PaulMcInnis / JobFunnel

Scrape job websites into a single spreadsheet with no duplicates.
MIT License
1.81k stars 212 forks source link

added summarization to blurb #57

Closed studentbrad closed 4 years ago

studentbrad commented 4 years ago

Blurb Summarization :1st_place_medal:

It seems obvious that we needed some way of formatting and shortening the blurb. For this I added summarization from gensim. gensim is a very good library for creating quick summaries with a designated number of words.

Context of change

Type of change

How Has This Been Tested?

Checklist:

bunsenmurder commented 4 years ago

I really like this idea, but we should definitely be doing exploratory data analyses and sharing the results before implementing features that use machine learning like this one. Implementing this would reduce our duplicate filter accuracy a lot. We would need to save all of our full blurbs in a separate file from the master list for this to work without affecting duplicate filtering.

PaulMcInnis commented 4 years ago

love this feature @studentbrad !

I agree with @bunsenmurder , we should retain the complete text somewhere so that the data can be used for other things including the similarity filter.

Perhaps we can just have blurb be the shortened text and add a new column to store the complete scraped text?

This greatly improves usability when reading thru job postings, can always just hide the column of raw/scraped text - though storing it elsewhere would be a cleaner option.

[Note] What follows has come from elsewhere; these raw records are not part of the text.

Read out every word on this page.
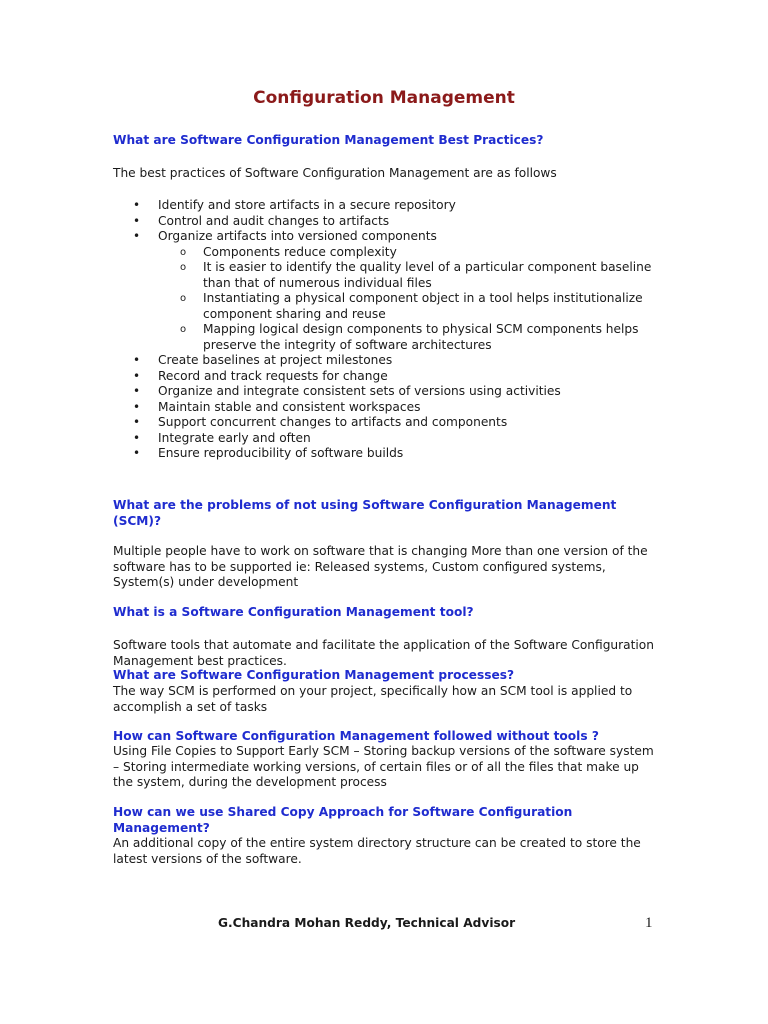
Configuration Management

What are Software Configuration Management Best Practices?

The best practices of Software Configuration Management are as follows

• Identify and store artifacts in a secure repository
• Control and audit changes to artifacts
• Organize artifacts into versioned components
o Components reduce complexity
o It is easier to identify the quality level of a particular component baseline than that of numerous individual files
o Instantiating a physical component object in a tool helps institutionalize component sharing and reuse
o Mapping logical design components to physical SCM components helps preserve the integrity of software architectures
• Create baselines at project milestones
• Record and track requests for change
• Organize and integrate consistent sets of versions using activities
• Maintain stable and consistent workspaces
• Support concurrent changes to artifacts and components
• Integrate early and often
• Ensure reproducibility of software builds

What are the problems of not using Software Configuration Management (SCM)?

Multiple people have to work on software that is changing More than one version of the software has to be supported ie: Released systems, Custom configured systems, System(s) under development

What is a Software Configuration Management tool?

Software tools that automate and facilitate the application of the Software Configuration Management best practices.

What are Software Configuration Management processes?

The way SCM is performed on your project, specifically how an SCM tool is applied to accomplish a set of tasks

How can Software Configuration Management followed without tools ?

Using File Copies to Support Early SCM – Storing backup versions of the software system – Storing intermediate working versions, of certain files or of all the files that make up the system, during the development process

How can we use Shared Copy Approach for Software Configuration Management?

An additional copy of the entire system directory structure can be created to store the latest versions of the software.

G.Chandra Mohan Reddy, Technical Advisor	1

studentbrad commented 4 years ago

@bunsenmurder @PaulMcInnis I have taken your advice but this may be harder to implement than I thought. I want to preserve the what is now called the description (aka job['description']). However, I do not want this in the .csv. I only want the blurb. This contradicts how we use the .csv. The .csv is loaded as a job dictionary, so any column not included in the .csv is left blank (the description). I am confused on how handle this because we need to parse the .csv to update status'. It can be done using a combination of .csv and pickle parsing, but complicates the project. Thoughts?

markkvdb commented 4 years ago

Maybe something of a relational database. Make an Id for all job posting and store the original text with this id connected to a job.

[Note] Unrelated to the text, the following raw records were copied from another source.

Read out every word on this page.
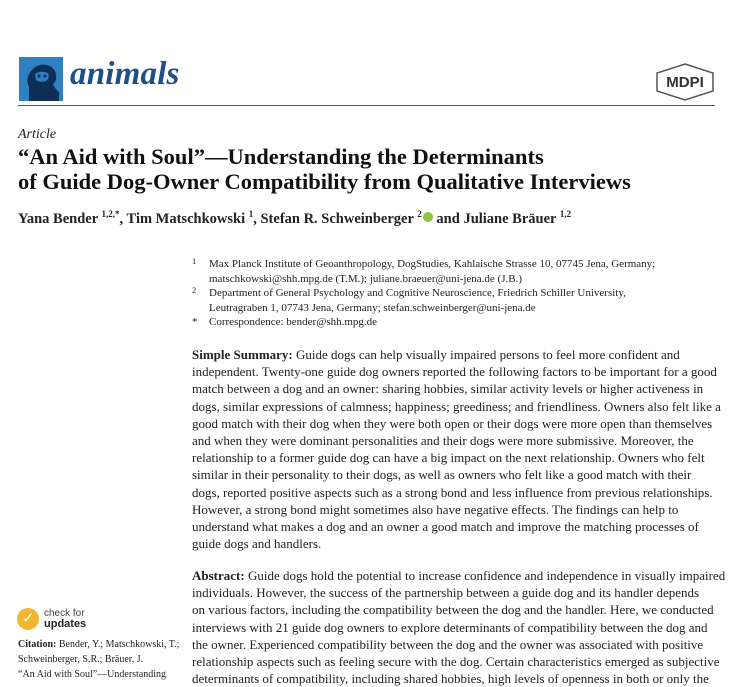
animals	MDPI
Article
“An Aid with Soul”—Understanding the Determinants
of Guide Dog-Owner Compatibility from Qualitative Interviews
Yana Bender $^{1,2,*}$, Tim Matschkowski $^1$, Stefan R. Schweinberger $^2$ and Juliane Bräuer $^{1,2}$
1 Max Planck Institute of Geoanthropology, DogStudies, Kahlaische Strasse 10, 07745 Jena, Germany;
matschkowski@shh.mpg.de (T.M.); juliane.braeuer@uni-jena.de (J.B.)
2 Department of General Psychology and Cognitive Neuroscience, Friedrich Schiller University,
Leutragraben 1, 07743 Jena, Germany; stefan.schweinberger@uni-jena.de
* Correspondence: bender@shh.mpg.de
Simple Summary: Guide dogs can help visually impaired persons to feel more confident and
independent. Twenty-one guide dog owners reported the following factors to be important for a good
match between a dog and an owner: sharing hobbies, similar activity levels or higher activeness in
dogs, similar expressions of calmness; happiness; greediness; and friendliness. Owners also felt like a
good match with their dog when they were both open or their dogs were more open than themselves
and when they were dominant personalities and their dogs were more submissive. Moreover, the
relationship to a former guide dog can have a big impact on the next relationship. Owners who felt
similar in their personality to their dogs, as well as owners who felt like a good match with their
dogs, reported positive aspects such as a strong bond and less influence from previous relationships.
However, a strong bond might sometimes also have negative effects. The findings can help to
understand what makes a dog and an owner a good match and improve the matching processes of
guide dogs and handlers.
Abstract: Guide dogs hold the potential to increase confidence and independence in visually impaired
individuals. However, the success of the partnership between a guide dog and its handler depends
on various factors, including the compatibility between the dog and the handler. Here, we conducted
interviews with 21 guide dog owners to explore determinants of compatibility between the dog and
the owner. Experienced compatibility between the dog and the owner was associated with positive
relationship aspects such as feeling secure with the dog. Certain characteristics emerged as subjective
determinants of compatibility, including shared hobbies, high levels of openness in both or only the
✓ check for
updates
Citation: Bender, Y.; Matschkowski, T.;
Schweinberger, S.R.; Bräuer, J.
“An Aid with Soul”—Understanding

bunsenmurder commented 4 years ago

The idea that @markkvdb had could work, as we could save every job description per id in a master 'database' file.

Then before running our similarity filter, we match jobs in the master list to our database and replace the blurb with the full description in our dictionary object. Then after the similarity filter runs, we just apply the summarizer on the final product.

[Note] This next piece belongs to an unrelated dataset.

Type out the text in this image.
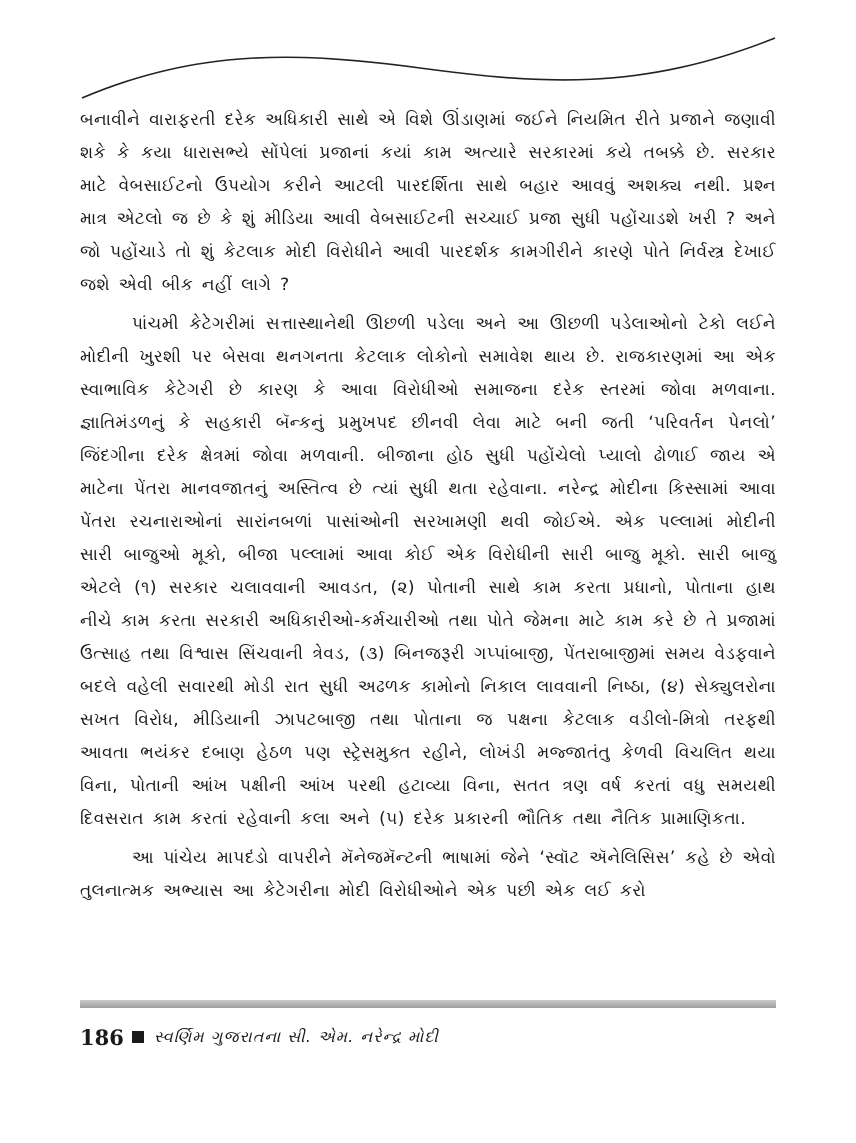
બનાવીને વારાફરતી દરેક અધિકારી સાથે એ વિશે ઊંડાણમાં જઈને નિયમિત રીતે પ્રજાને જણાવી શકે કે કયા ધારાસભ્યે સોંપેલાં પ્રજાનાં કયાં કામ અત્યારે સરકારમાં કયે તબક્કે છે. સરકાર માટે વેબસાઈટનો ઉપયોગ કરીને આટલી પારદર્શિતા સાથે બહાર આવવું અશક્ય નથી. પ્રશ્ન માત્ર એટલો જ છે કે શું મીડિયા આવી વેબસાઈટની સચ્ચાઈ પ્રજા સુધી પહોંચાડશે ખરી ? અને જો પહોંચાડે તો શું કેટલાક મોદી વિરોધીને આવી પારદર્શક કામગીરીને કારણે પોતે નિર્વસ્ત્ર દેખાઈ જશે એવી બીક નહીં લાગે ?

પાંચમી કેટેગરીમાં સત્તાસ્થાનેથી ઊછળી પડેલા અને આ ઊછળી પડેલાઓનો ટેકો લઈને મોદીની ખુરશી પર બેસવા થનગનતા કેટલાક લોકોનો સમાવેશ થાય છે. રાજકારણમાં આ એક સ્વાભાવિક કેટેગરી છે કારણ કે આવા વિરોધીઓ સમાજના દરેક સ્તરમાં જોવા મળવાના. જ્ઞાતિમંડળનું કે સહકારી બૅન્કનું પ્રમુખપદ છીનવી લેવા માટે બની જતી ‘પરિવર્તન પેનલો’ જિંદગીના દરેક ક્ષેત્રમાં જોવા મળવાની. બીજાના હોઠ સુધી પહોંચેલો પ્યાલો ઢોળાઈ જાય એ માટેના પેંતરા માનવજાતનું અસ્તિત્વ છે ત્યાં સુધી થતા રહેવાના. નરેન્દ્ર મોદીના કિસ્સામાં આવા પેંતરા રચનારાઓનાં સારાંનબળાં પાસાંઓની સરખામણી થવી જોઈએ. એક પલ્લામાં મોદીની સારી બાજુઓ મૂકો, બીજા પલ્લામાં આવા કોઈ એક વિરોધીની સારી બાજુ મૂકો. સારી બાજુ એટલે (૧) સરકાર ચલાવવાની આવડત, (૨) પોતાની સાથે કામ કરતા પ્રધાનો, પોતાના હાથ નીચે કામ કરતા સરકારી અધિકારીઓ-કર્મચારીઓ તથા પોતે જેમના માટે કામ કરે છે તે પ્રજામાં ઉત્સાહ તથા વિશ્વાસ સિંચવાની ત્રેવડ, (૩) બિનજરૂરી ગપ્પાંબાજી, પેંતરાબાજીમાં સમય વેડફવાને બદલે વહેલી સવારથી મોડી રાત સુધી અઢળક કામોનો નિકાલ લાવવાની નિષ્ઠા, (૪) સેક્યુલરોના સખત વિરોધ, મીડિયાની ઝાપટબાજી તથા પોતાના જ પક્ષના કેટલાક વડીલો-મિત્રો તરફથી આવતા ભયંકર દબાણ હેઠળ પણ સ્ટ્રેસમુક્ત રહીને, લોખંડી મજ્જાતંતુ કેળવી વિચલિત થયા વિના, પોતાની આંખ પક્ષીની આંખ પરથી હટાવ્યા વિના, સતત ત્રણ વર્ષ કરતાં વધુ સમયથી દિવસરાત કામ કરતાં રહેવાની કલા અને (૫) દરેક પ્રકારની ભૌતિક તથા નૈતિક પ્રામાણિકતા.

આ પાંચેય માપદંડો વાપરીને મૅનેજમૅન્ટની ભાષામાં જેને ‘સ્વૉટ ઍનેલિસિસ’ કહે છે એવો તુલનાત્મક અભ્યાસ આ કેટેગરીના મોદી વિરોધીઓને એક પછી એક લઈ કરો

186 સ્વર્ણિમ ગુજરાતના સી. એમ. નરેન્દ્ર મોદી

studentbrad commented 4 years ago

I can maintain backward compatibility. The description will be stored elsewhere but the blurb will become a summarised version of the description in masterlist.csv. Sometimes the description cannot be summarised. In this case, the description becomes the blurb aka. job['blurb'] = job['description']. So, maintaining backward compatibility works with opposite logic. If we read the masterlist.csv and find no description stored elsewhere for that job ID; then the blurb becomes the description aka. job['description'] = job['blurb'].

studentbrad commented 4 years ago

I will close this PR for now until I have found a solution. Anyone is free to make suggestions in the meantime.